2. Parker has a great sense of action, keeping everything feeling fresh… but really? Mutated former SHIELD Agents in a cave? Can’t we retire this one by now?
3. Gunna, the half-troll, half-Asgardian girl is sure to join the team down the line, and Valkyrie showing up to explain her works well with the Avengers current happy-family status quo.
4. The paths to redemption of the different characters is great. Crossbones is seeming redeemable here, but as a super Nazi, we know he won’t be. If there’s one truism in comics, it’s Nazis are bad. Juggernaut is regressing, not to villainy, but to being a pouting child. Moonstone might turn a corner, or she might be trying to get into Luke Cage’s pants. Ghost seems to have really turned a corner after Seige, while Man Thing is almost… like a team mascot or pet in an endearing way.
5. The great part about #4? Some will be redeemed and some turn out worse than when they started. Besides Ghost and Crossbones, we just don’t know. Parker is skilled enough to keep us guessing, which is the book’s real hook.

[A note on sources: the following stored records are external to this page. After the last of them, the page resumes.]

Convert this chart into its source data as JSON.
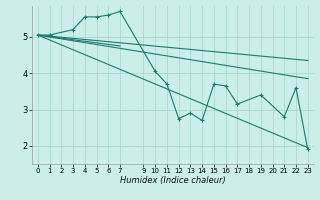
{
  "xlabel": "Humidex (Indice chaleur)",
  "bg_color": "#cceee8",
  "grid_color": "#aad8d0",
  "line_color": "#1a7a6e",
  "xlim": [
    -0.5,
    23.5
  ],
  "ylim": [
    1.5,
    5.85
  ],
  "yticks": [
    2,
    3,
    4,
    5
  ],
  "xticks": [
    0,
    1,
    2,
    3,
    4,
    5,
    6,
    7,
    9,
    10,
    11,
    12,
    13,
    14,
    15,
    16,
    17,
    18,
    19,
    20,
    21,
    22,
    23
  ],
  "series_main": {
    "x": [
      0,
      1,
      3,
      4,
      5,
      6,
      7,
      10,
      11,
      12,
      13,
      14,
      15,
      16,
      17,
      19,
      21,
      22,
      23
    ],
    "y": [
      5.05,
      5.05,
      5.2,
      5.55,
      5.55,
      5.6,
      5.7,
      4.05,
      3.7,
      2.75,
      2.9,
      2.7,
      3.7,
      3.65,
      3.15,
      3.4,
      2.8,
      3.6,
      1.9
    ]
  },
  "series_lines": [
    {
      "x": [
        0,
        7
      ],
      "y": [
        5.05,
        4.75
      ]
    },
    {
      "x": [
        0,
        23
      ],
      "y": [
        5.05,
        4.35
      ]
    },
    {
      "x": [
        0,
        23
      ],
      "y": [
        5.05,
        3.85
      ]
    },
    {
      "x": [
        0,
        23
      ],
      "y": [
        5.05,
        1.95
      ]
    }
  ]
}
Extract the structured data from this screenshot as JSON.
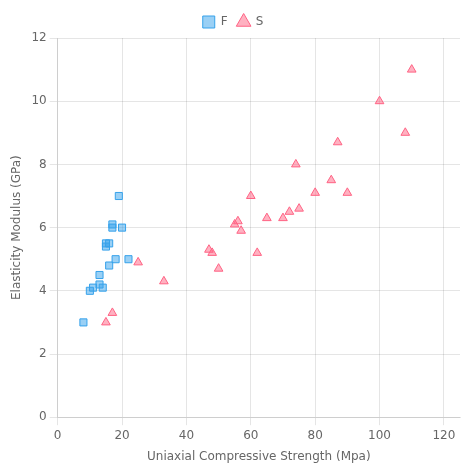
{
  "chart_data": {
    "type": "scatter",
    "xlabel": "Uniaxial Compressive Strength (Mpa)",
    "ylabel": "Elasticity Modulus (GPa)",
    "series": [
      {
        "name": "F",
        "marker": "square",
        "x": [
          8,
          10,
          11,
          13,
          13,
          14,
          15,
          15,
          16,
          16,
          17,
          17,
          18,
          19,
          20,
          22
        ],
        "values": [
          3.0,
          4.0,
          4.1,
          4.5,
          4.2,
          4.1,
          5.5,
          5.4,
          5.5,
          4.8,
          6.0,
          6.1,
          5.0,
          7.0,
          6.0,
          5.0
        ]
      },
      {
        "name": "S",
        "marker": "triangle",
        "x": [
          15,
          17,
          25,
          33,
          47,
          48,
          50,
          55,
          56,
          57,
          60,
          62,
          65,
          70,
          72,
          74,
          75,
          80,
          85,
          87,
          90,
          100,
          108,
          110
        ],
        "values": [
          3.0,
          3.3,
          4.9,
          4.3,
          5.3,
          5.2,
          4.7,
          6.1,
          6.2,
          5.9,
          7.0,
          5.2,
          6.3,
          6.3,
          6.5,
          8.0,
          6.6,
          7.1,
          7.5,
          8.7,
          7.1,
          10.0,
          9.0,
          11.0
        ]
      }
    ],
    "xlim": [
      0,
      125
    ],
    "ylim": [
      0,
      12
    ],
    "xticks": [
      0,
      20,
      40,
      60,
      80,
      100,
      120
    ],
    "yticks": [
      0,
      2,
      4,
      6,
      8,
      10,
      12
    ],
    "grid": true,
    "legend": "top"
  }
}
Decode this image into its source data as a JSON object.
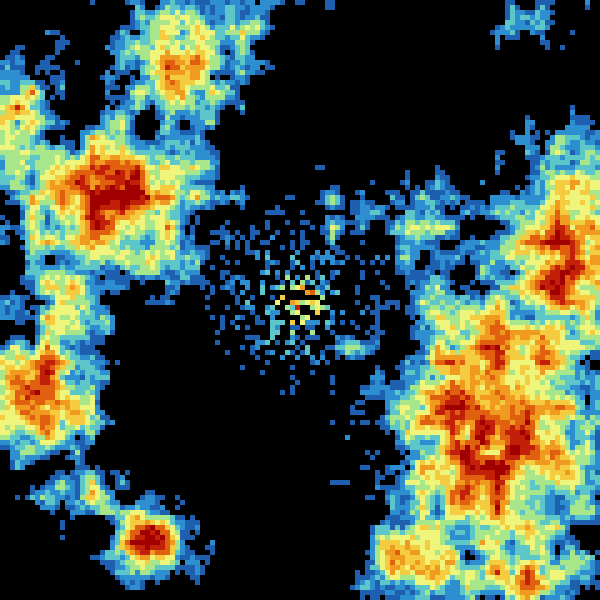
{
  "image": {
    "kind": "weather-radar-reflectivity",
    "background_color": "#000000",
    "colormap": [
      "#1f5fb0",
      "#2d8fd0",
      "#5cc6c8",
      "#a8e68c",
      "#eef57a",
      "#f5cc40",
      "#f09a20",
      "#e06010",
      "#c22008",
      "#a00000"
    ]
  }
}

6. Great art doesn’t hurt anything as a hook either, though the monsters look entirely generic. They’re a cross between the brood and the Cthulu monsters over in Thanos Imperative.
7. The inclusion of original Thunderbolts Mach 5, Tech and Songbird does my heart good. They’re all interesting, redeemed characters that have a really good reason to be a part of the book. I was annoyed when they were in limbo and happy they’re back.
8. Better than anything else, the art nails the facial expressions of the characters. No one looks like they’re shouting when they should be sulking or any such nonsense. This really drives home the humanity of even hardened criminals.
9. The last stand page at the end with Crossbones, Ghost (in Mach V’s armor) and Man Thing vs. a ton of uglies, is the height of cliche, yet no less aweesome for it. It’s the mindless, the redeemed and the irredeemable all together. Thematically perfect.
10. Rating: 6.5/10 This comic takes a tired premise and while it doesn’t get new life, it does at least offer a new perspective. Parker clearly knows the premise is tired, so it gets little airtime except as a vehicle for characters to react to… and they all react in different and interesting ways. It’s early and this will mean more once I’m more invested, but this is a solid step into that direction.